Мессианская идея Христа — нести истину народам «с миром и крестом» звучит и у Пушкина в его «Путешествии в Арзрум»: «Разве истина дана для того, чтобы скрывать ее под спудом. Мы окружены народами, пресмыкающимися во мраке детских заблуждений, — и никто еще из нас не подумал препоясаться и идти с миром и крестом к бедным братиям, доныне лишенным света истинного» (А. С. Пушкин. «Путешествие в Арзрум». Отрывок из ранней редакции).

В булгаковском мессии, воплощающем «свет истинный» («…возле того столбом загорелась пыль»; гл. 2), безусловно, угадывается Христос из библейских писаний, казнённый и пострадавший в Иерусалиме во имя провозглашенной им истины о свободе совести и выкупивший своей смертью человечество у дьявола. «…Верно ли, что ты явился в Ершалаим через Сузские ворота верхом на осле, сопровождаемый толпою черни, кричавшей тебе приветствия как бы некоему пророку?» (гл. 2) — боязливо и с презрением к «черни» вопрошает у Булгакова Понтий Пилат Иешуа, подозревая в «арестанте из Галилеи» пророка и мессию, так ожидаемого иудейским народом в Ершалаиме.

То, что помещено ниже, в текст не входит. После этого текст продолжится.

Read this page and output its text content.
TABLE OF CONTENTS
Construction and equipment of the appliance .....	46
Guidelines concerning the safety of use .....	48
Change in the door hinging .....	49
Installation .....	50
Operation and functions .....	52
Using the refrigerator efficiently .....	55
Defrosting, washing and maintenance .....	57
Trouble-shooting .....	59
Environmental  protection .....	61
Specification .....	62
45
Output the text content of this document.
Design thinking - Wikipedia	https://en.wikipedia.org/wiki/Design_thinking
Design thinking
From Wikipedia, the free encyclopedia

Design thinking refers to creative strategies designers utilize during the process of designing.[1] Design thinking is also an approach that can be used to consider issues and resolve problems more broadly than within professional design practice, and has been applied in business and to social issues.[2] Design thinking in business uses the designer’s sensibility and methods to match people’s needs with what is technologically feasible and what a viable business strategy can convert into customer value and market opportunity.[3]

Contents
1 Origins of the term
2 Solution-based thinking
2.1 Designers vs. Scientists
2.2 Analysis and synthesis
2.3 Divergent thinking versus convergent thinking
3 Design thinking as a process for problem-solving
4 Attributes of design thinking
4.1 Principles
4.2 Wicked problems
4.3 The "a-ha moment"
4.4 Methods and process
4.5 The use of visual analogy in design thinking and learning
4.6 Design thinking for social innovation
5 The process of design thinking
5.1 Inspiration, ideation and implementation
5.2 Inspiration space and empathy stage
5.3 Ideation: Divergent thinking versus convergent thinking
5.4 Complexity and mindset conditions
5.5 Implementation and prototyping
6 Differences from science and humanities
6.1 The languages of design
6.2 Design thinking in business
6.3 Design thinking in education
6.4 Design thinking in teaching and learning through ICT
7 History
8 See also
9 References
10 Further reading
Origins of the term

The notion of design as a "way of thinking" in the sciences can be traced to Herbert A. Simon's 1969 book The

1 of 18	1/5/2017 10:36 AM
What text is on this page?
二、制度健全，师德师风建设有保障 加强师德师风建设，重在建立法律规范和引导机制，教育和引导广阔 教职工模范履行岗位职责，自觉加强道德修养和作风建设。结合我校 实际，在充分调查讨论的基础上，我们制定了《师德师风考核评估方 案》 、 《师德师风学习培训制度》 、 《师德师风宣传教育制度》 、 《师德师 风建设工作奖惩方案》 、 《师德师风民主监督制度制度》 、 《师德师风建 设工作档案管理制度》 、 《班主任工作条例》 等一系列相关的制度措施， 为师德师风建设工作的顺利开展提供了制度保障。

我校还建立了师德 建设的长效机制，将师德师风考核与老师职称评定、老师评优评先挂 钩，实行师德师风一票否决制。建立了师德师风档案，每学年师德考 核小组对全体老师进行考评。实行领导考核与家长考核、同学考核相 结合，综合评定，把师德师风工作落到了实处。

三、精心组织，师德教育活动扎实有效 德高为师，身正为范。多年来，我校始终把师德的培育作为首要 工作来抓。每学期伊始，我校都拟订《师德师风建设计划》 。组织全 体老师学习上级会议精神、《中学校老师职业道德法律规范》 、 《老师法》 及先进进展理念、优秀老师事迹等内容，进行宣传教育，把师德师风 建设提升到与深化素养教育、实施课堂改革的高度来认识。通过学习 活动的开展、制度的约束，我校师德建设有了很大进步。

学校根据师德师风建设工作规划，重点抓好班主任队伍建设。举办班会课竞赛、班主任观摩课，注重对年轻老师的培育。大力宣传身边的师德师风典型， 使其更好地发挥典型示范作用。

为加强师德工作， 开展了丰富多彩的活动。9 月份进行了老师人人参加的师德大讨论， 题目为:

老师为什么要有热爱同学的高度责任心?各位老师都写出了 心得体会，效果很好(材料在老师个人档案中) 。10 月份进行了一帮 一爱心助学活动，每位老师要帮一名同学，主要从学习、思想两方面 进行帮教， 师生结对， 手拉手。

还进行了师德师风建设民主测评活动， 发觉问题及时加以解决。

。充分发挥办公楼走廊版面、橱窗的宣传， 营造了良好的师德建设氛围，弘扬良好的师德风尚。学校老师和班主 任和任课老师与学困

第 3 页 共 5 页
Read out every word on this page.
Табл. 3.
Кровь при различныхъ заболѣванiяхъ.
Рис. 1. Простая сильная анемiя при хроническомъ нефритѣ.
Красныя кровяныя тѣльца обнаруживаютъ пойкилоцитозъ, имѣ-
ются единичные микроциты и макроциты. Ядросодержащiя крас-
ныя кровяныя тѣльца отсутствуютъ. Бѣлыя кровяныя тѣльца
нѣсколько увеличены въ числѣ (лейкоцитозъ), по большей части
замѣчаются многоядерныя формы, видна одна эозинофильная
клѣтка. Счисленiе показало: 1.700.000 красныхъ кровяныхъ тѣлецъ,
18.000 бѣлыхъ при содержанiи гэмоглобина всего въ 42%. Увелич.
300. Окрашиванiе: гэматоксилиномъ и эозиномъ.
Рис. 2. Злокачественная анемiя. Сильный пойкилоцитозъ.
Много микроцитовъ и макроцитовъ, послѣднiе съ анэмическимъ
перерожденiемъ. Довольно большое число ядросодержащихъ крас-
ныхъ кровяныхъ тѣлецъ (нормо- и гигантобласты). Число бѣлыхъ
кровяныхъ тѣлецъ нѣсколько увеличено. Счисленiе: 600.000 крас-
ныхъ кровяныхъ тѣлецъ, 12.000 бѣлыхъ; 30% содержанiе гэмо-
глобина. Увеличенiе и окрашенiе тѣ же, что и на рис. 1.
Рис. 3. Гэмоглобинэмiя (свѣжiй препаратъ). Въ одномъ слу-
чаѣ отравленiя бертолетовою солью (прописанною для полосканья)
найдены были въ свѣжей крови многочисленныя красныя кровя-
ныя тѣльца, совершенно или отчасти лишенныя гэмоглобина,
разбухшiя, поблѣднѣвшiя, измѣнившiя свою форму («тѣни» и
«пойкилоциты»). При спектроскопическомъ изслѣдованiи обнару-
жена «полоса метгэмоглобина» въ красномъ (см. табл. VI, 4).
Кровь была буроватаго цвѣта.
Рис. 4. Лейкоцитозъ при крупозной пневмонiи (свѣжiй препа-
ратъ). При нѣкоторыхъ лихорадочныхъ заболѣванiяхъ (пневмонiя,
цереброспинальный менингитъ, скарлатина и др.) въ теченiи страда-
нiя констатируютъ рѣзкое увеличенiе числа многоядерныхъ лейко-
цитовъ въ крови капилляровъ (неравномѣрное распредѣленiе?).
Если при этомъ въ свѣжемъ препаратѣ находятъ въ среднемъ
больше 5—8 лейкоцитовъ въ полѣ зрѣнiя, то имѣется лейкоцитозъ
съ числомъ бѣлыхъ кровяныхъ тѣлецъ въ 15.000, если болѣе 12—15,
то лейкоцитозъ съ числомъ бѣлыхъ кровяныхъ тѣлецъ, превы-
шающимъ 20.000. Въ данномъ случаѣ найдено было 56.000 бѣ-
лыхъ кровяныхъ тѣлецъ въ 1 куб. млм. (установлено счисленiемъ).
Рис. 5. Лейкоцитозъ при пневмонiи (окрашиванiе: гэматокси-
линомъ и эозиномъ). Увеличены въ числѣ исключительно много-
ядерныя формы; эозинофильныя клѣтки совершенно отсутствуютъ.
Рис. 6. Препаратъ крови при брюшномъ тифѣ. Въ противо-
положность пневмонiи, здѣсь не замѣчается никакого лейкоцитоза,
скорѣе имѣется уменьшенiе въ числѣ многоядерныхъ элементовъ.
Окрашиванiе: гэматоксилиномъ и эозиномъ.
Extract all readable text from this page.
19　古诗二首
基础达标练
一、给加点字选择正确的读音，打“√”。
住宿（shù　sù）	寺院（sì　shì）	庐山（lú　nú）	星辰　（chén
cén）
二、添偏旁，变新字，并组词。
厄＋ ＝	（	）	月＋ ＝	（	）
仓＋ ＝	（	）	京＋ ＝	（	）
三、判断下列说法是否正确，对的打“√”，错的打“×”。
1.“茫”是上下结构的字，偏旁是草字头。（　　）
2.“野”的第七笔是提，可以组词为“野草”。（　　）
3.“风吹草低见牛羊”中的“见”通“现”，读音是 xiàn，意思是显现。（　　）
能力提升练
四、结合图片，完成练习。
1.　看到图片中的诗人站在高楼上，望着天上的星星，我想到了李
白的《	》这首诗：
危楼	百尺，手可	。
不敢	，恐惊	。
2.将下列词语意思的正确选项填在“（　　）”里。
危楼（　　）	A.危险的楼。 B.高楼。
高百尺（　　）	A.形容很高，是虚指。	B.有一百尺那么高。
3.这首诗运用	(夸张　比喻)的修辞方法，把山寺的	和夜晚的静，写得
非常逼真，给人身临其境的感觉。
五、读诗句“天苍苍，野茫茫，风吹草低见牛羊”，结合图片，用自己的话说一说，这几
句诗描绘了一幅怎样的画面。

Действительно, по библейскому преданию, Иисус въехал в Иерусалим на молодом осле в сопровождении своих учеников под радостные возгласы толпы «Осанна! Осанна!» Но когда у Булгакова Пилат спрашивает Иешуа, верно ли то, что он «через Сузские ворота верхом на осле» въехал в город, тот отвечает, что у него «и осла-то никакого нет». Пришел он в Ершалаим точно через Сузские ворота, но пешком и в сопровождении только одного ученика — Левия Матвея (никто ему ничего не кричал, так как никто его тогда в Ершалаиме не знал). Булгаков предлагает здесь свое видение библейских мотивов.

О будущем Царствии Божием, о Спасении грешников, о загробном воздаянии праведным и грешным Иешуа вещает у Булгакова по-своему, в отличие от Священного Писания — в аллегориях, которые стали литературными обработками изложения евангельских истин. Но все эти детали разночтений с библией говорят лишь о том, что не только Христа из Священного Писания можно «угадать» в булгаковском мессии. Литературно-художественные реминисценции сплетены у Булгакова с аллюзиями и на реальных людей — и не только с Л. Толстым, отлученным от церкви, но и с Достоевским, стоявшим на эшафоте. Образ Иешуа бесспорно связан у Булгакова с реальными биографиями легендарных личностей, в первую очередь, одна из которых — русский писатель и учитель Булгакова — Лев Николаевич Толстой с его концепцией «непротивления злу насилием» (Булгаков рефреном повторяет на протяжении всех диалогов Иешуа толстовскую сентенцию — «люди добры», которая, собственно, является основой толстовской, а по сути, — христовой истины).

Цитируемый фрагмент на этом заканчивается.